接着剤不使用のNIKE新作スニーカー “分解”してリサイクル可能に

NIKE(ナイキ)の「ISPA」シリーズより、着用し、その機能を活用した後に分解してリサイクルできるようにデザインされた新作スニーカー「ISPA Link」と「ISPA Link Axis」がリリースされる。

今シーズンISPAチームは、循環デザイン要素の中の“分解(素材のリサイクルのために簡単にプロダクトを分解できること)”に目を向けた。これまでは、屈曲性と耐久性を持たせるために接着剤などを使っており、分解やリサイクルがほぼ不可能になっていたが、新作モデルは、接着剤を使わずに繋ぎ合わされており、使用後は分解することができる。

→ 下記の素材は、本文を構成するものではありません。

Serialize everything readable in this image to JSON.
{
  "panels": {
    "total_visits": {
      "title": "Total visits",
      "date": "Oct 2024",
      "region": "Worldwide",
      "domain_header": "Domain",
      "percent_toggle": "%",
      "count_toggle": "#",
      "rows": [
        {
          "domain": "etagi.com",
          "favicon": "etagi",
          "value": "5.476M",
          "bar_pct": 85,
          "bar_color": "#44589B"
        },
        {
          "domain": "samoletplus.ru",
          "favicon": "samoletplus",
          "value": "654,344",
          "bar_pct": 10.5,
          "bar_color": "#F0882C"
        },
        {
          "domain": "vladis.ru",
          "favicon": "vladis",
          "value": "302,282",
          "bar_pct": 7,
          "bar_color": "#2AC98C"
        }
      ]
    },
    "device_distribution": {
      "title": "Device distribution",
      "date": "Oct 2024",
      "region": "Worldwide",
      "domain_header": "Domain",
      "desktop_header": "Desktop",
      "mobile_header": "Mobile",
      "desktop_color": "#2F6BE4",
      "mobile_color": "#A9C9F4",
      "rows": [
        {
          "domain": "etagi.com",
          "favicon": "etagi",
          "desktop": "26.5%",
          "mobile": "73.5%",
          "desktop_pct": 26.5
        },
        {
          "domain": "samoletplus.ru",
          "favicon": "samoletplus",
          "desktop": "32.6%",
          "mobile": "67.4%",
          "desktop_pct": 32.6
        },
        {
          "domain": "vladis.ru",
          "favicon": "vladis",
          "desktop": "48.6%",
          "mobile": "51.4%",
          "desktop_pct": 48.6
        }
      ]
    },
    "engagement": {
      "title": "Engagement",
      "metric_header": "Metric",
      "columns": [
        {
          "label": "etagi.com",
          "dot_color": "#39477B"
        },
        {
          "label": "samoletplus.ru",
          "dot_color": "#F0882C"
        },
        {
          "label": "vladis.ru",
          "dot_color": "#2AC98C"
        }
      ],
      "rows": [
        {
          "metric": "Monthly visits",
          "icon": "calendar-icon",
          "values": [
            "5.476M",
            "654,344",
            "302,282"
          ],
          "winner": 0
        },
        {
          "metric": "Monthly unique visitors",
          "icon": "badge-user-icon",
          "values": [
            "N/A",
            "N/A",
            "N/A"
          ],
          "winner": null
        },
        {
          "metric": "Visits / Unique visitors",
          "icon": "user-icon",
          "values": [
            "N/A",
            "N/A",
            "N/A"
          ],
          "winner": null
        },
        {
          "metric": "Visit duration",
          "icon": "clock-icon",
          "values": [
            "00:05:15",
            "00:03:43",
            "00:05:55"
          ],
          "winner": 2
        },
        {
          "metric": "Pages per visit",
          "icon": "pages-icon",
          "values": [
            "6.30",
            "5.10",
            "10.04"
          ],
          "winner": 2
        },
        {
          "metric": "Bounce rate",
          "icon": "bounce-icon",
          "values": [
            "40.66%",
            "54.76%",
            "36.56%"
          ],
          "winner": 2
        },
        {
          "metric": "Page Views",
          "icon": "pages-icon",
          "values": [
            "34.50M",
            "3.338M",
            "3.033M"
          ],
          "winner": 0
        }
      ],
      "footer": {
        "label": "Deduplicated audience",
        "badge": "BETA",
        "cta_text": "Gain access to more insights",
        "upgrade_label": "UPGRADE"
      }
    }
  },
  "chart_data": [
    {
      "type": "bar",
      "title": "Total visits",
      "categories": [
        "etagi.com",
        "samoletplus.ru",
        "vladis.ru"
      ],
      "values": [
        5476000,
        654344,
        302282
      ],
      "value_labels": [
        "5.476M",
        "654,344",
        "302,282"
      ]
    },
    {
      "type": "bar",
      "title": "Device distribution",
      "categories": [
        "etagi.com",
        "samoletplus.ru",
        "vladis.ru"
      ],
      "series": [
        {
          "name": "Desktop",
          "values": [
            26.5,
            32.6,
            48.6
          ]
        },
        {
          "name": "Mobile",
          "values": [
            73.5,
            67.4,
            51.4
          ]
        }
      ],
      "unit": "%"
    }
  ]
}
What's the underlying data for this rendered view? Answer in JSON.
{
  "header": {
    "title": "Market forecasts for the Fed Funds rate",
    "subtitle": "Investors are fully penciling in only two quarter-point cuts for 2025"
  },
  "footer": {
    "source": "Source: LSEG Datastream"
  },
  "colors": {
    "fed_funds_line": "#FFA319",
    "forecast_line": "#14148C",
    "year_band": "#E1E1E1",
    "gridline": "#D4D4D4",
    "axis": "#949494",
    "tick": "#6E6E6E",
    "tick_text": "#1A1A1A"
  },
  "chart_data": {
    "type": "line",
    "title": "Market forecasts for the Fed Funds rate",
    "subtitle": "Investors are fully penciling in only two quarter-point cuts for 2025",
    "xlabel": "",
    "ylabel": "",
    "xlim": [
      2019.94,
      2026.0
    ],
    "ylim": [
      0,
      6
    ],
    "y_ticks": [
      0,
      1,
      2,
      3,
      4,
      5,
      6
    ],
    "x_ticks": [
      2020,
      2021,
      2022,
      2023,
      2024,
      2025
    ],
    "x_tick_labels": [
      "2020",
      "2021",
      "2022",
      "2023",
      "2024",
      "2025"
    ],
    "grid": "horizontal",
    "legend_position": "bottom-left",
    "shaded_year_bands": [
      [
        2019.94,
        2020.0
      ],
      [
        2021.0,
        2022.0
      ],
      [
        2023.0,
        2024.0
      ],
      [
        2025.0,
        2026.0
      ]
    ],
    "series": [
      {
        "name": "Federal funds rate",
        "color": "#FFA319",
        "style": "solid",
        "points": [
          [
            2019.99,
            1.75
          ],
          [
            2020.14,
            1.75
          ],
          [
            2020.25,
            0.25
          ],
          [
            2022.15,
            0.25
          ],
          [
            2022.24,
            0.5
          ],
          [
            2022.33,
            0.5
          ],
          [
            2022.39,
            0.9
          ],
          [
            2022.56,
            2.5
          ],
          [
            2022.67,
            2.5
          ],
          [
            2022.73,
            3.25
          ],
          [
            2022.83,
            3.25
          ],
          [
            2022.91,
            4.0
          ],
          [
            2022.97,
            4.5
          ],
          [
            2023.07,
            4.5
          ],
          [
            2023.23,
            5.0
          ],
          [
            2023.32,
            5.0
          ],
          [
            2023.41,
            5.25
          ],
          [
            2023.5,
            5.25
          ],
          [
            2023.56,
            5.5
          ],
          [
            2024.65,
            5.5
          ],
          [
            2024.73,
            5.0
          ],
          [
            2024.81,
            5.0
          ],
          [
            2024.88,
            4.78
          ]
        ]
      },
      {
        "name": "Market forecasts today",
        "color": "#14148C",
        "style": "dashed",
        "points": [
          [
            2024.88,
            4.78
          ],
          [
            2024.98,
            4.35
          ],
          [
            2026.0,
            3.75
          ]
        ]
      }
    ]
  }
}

「ISPA Link」は、ミッドソールのペグ状の突起をアッパーの開口部に差し込んで組み立てることで、快適さ、安定感、通気性と飛び抜けたフィット感を持つシューズとなり、これは試作品を200時間余り着用した40名のアスリートが実証済みだ。また、製造の視点から見ても革命的と言えるほどシンプルで、1足の組み立て時間は約8分。特注の道具を使うことや、ミッドソールを組み立てるための長時間の糊付け作業が不要になった他、シューズの生産中、冷却、加熱やベルトコンベアのシステムなどのエネルギーを消耗する工程もなくなった。

「ISPA Link Axis」は、「ISPA Link」のサステナビリティ志向をさらに進化させたもの。100%再生ポリエステルのフライニットを採用したアッパーは、「ISPA Link」に採用した従来の素材を裁断、縫製する製法ではなく、アウトソールにピッタリとフィットする精密なデザインで、ソールに用いたTPU(ポリウレタン樹脂)は、エア バッグ素材のスクラップを使った100%リサイクル原料を使用している。

「ISPA Link」は6月23日(木)よりSNKRS、NIKE MA5 DSM GINZAなどで順次発売、「ISPA Link Axis」は2023年初頭に発売予定となっている。